Crypto planning is a visibility problem and a control problem
Families often know there is crypto somewhere, but they do not know:
- which wallet or exchange matters
- whether access depends on a phone or hardware device
- where recovery phrases are stored
- whether the goal is liquidation, transfer, or simple inventory
That is why crypto should be documented as part of a broader digital estate plan.
Start with the map before the secret
Do not begin by spraying recovery phrases into random notes.
Start by documenting:
- what wallets or exchanges exist
- what each one is for
- what devices or hardware wallets matter
- who should handle the category
- where supporting legal or tax records live
This creates a plan someone can actually follow under pressure.
Separate recovery material from the instructions about it
In many cases, the most useful planning move is to keep:
- an inventory of the assets and wallet types
- instructions about who should act and in what order
- the recovery material under stricter protection
That is the same logic behind collection-based delayed access.
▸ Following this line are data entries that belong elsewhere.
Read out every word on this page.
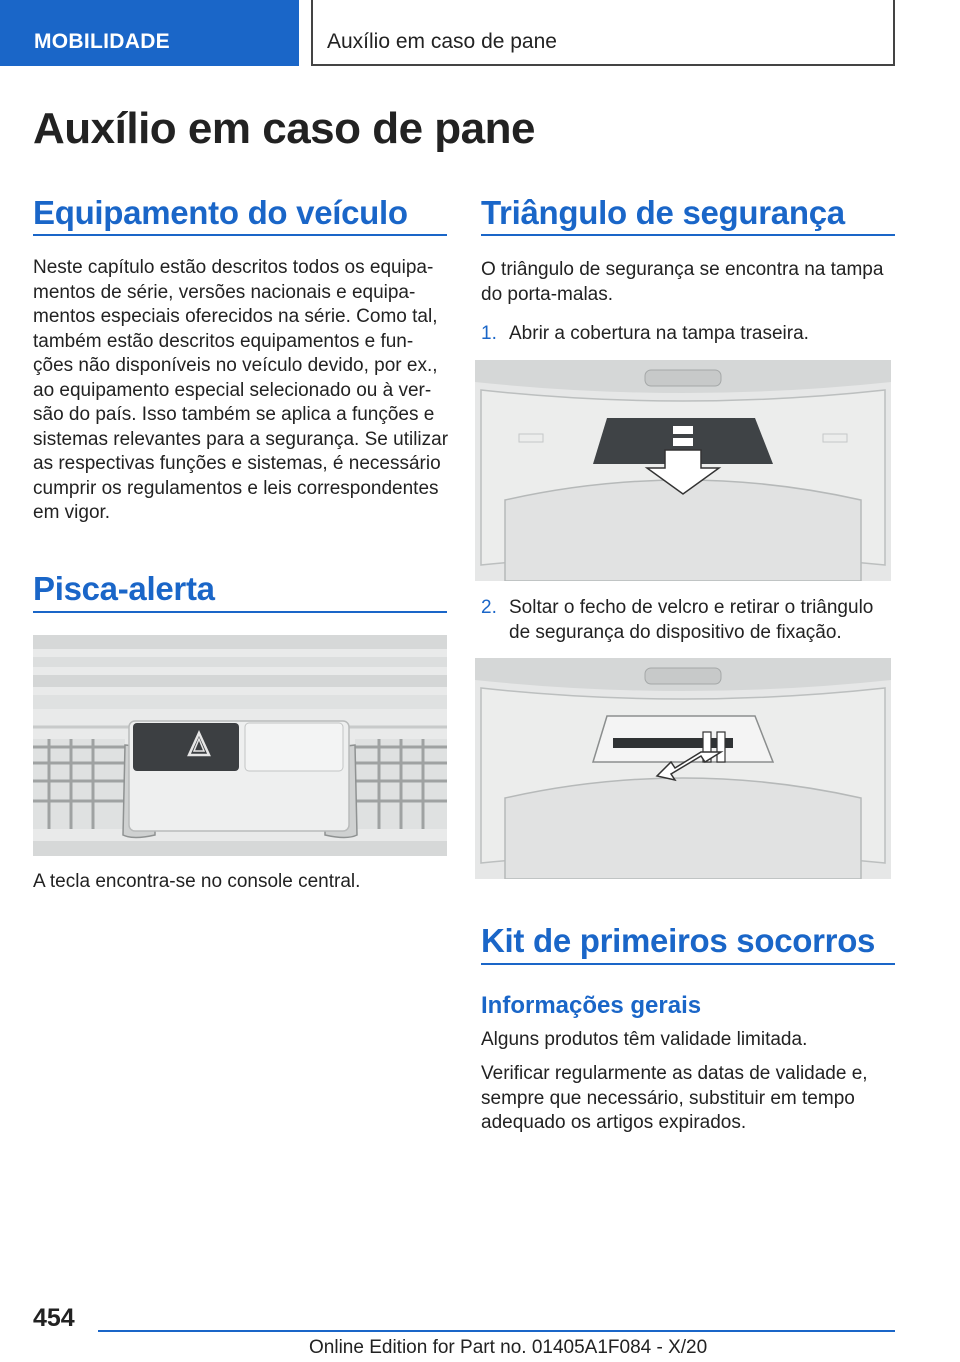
MOBILIDADE	Auxílio em caso de pane
Auxílio em caso de pane
Equipamento do veículo
Neste capítulo estão descritos todos os equipa‐
mentos de série, versões nacionais e equipa‐
mentos especiais oferecidos na série. Como tal,
também estão descritos equipamentos e fun‐
ções não disponíveis no veículo devido, por ex.,
ao equipamento especial selecionado ou à ver‐
são do país. Isso também se aplica a funções e
sistemas relevantes para a segurança. Se utilizar
as respectivas funções e sistemas, é necessário
cumprir os regulamentos e leis correspondentes
em vigor.
Pisca-alerta
A tecla encontra-se no console central.
Triângulo de segurança
O triângulo de segurança se encontra na tampa
do porta-malas.
1. Abrir a cobertura na tampa traseira.
2. Soltar o fecho de velcro e retirar o triângulo
de segurança do dispositivo de fixação.
Kit de primeiros socorros
Informações gerais
Alguns produtos têm validade limitada.
Verificar regularmente as datas de validade e,
sempre que necessário, substituir em tempo
adequado os artigos expirados.
454
Online Edition for Part no. 01405A1F084 - X/20
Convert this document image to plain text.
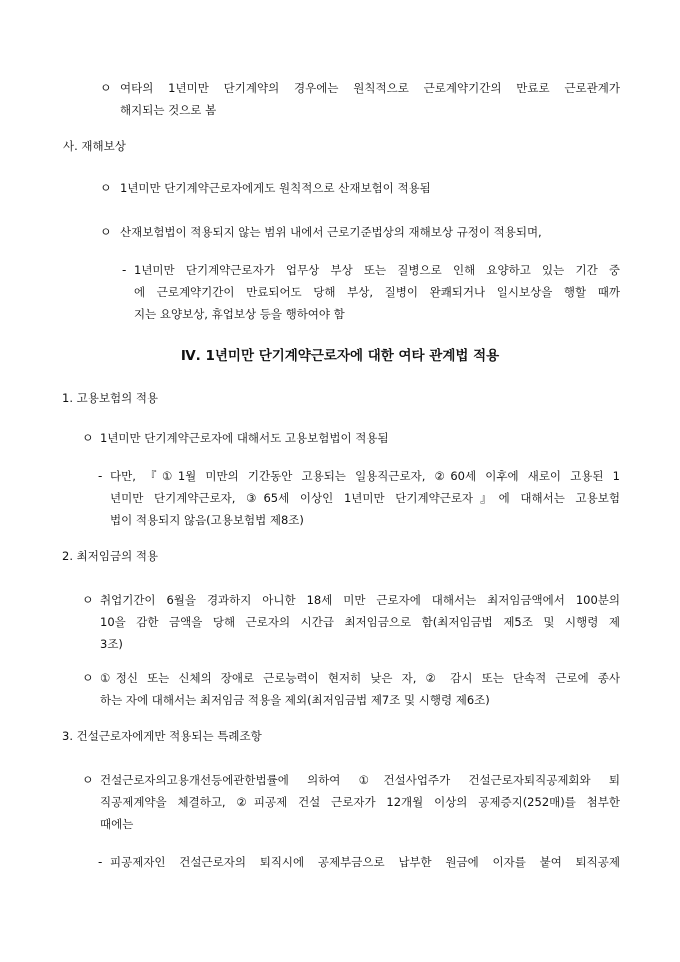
ㅇ 여타의 1년미만 단기계약의 경우에는 원칙적으로 근로계약기간의 만료로 근로관계가
해지되는 것으로 봄
사. 재해보상
ㅇ 1년미만 단기계약근로자에게도 원칙적으로 산재보험이 적용됨
ㅇ 산재보험법이 적용되지 않는 범위 내에서 근로기준법상의 재해보상 규정이 적용되며,
- 1년미만 단기계약근로자가 업무상 부상 또는 질병으로 인해 요양하고 있는 기간 중
에 근로계약기간이 만료되어도 당해 부상, 질병이 완쾌되거나 일시보상을 행할 때까
지는 요양보상, 휴업보상 등을 행하여야 함
Ⅳ. 1년미만 단기계약근로자에 대한 여타 관계법 적용
1. 고용보험의 적용
ㅇ 1년미만 단기계약근로자에 대해서도 고용보험법이 적용됨
- 다만, 『①1월 미만의 기간동안 고용되는 일용직근로자, ②60세 이후에 새로이 고용된 1
년미만 단기계약근로자, ③65세 이상인 1년미만 단기계약근로자』에 대해서는 고용보험
법이 적용되지 않음(고용보험법 제8조)
2. 최저임금의 적용
ㅇ 취업기간이 6월을 경과하지 아니한 18세 미만 근로자에 대해서는 최저임금액에서 100분의
10을 감한 금액을 당해 근로자의 시간급 최저임금으로 함(최저임금법 제5조 및 시행령 제
3조)
ㅇ ①정신 또는 신체의 장애로 근로능력이 현저히 낮은 자, ② 감시 또는 단속적 근로에 종사
하는 자에 대해서는 최저임금 적용을 제외(최저임금법 제7조 및 시행령 제6조)
3. 건설근로자에게만 적용되는 특례조항
ㅇ 건설근로자의고용개선등에관한법률에 의하여 ①건설사업주가 건설근로자퇴직공제회와 퇴
직공제계약을 체결하고, ②피공제 건설 근로자가 12개월 이상의 공제증지(252매)를 첨부한
때에는
- 피공제자인 건설근로자의 퇴직시에 공제부금으로 납부한 원금에 이자를 붙여 퇴직공제
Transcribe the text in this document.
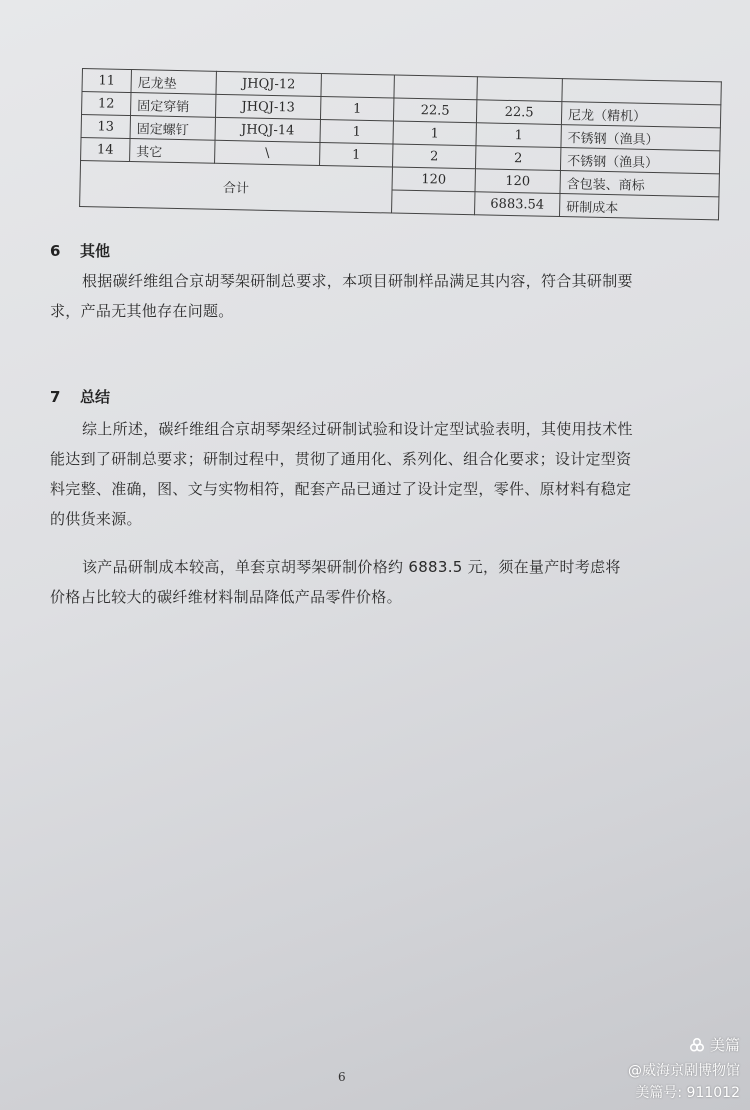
11	尼龙垫	JHQJ-12				
12	固定穿销	JHQJ-13	1	22.5	22.5	尼龙（精机）
13	固定螺钉	JHQJ-14	1	1	1	不锈钢（渔具）
14	其它	\	1	2	2	不锈钢（渔具）
合计				120	120	含包装、商标
					6883.54	研制成本
6 其他
根据碳纤维组合京胡琴架研制总要求，本项目研制样品满足其内容，符合其研制要求，产品无其他存在问题。
7 总结
综上所述，碳纤维组合京胡琴架经过研制试验和设计定型试验表明，其使用技术性能达到了研制总要求；研制过程中，贯彻了通用化、系列化、组合化要求；设计定型资料完整、准确，图、文与实物相符，配套产品已通过了设计定型，零件、原材料有稳定的供货来源。
该产品研制成本较高，单套京胡琴架研制价格约 6883.5 元，须在量产时考虑将价格占比较大的碳纤维材料制品降低产品零件价格。
6
美篇
@威海京剧博物馆
美篇号: 911012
If you want the product-level model, read how release rules work.
Document the surrounding dependencies
Crypto access can depend on more than the wallet itself:
- phone passcodes
- password manager entries
- exchange logins
- backup codes
- physical hardware wallet locations
- instructions for tax records or legal context
This overlaps directly with a guide to passwords after death, because families often need the surrounding systems before they can act safely.
Tell your family what the goal is
A crypto wallet note should answer:
- should the assets be held, transferred, or liquidated
- who should coordinate with legal or tax advisers
- which records prove ownership or transaction history
- what absolutely should not be done in a panic
The account is only one part of the estate task.
A simple planning standard
If your family would know that crypto exists but still not know where to start, the instructions are incomplete.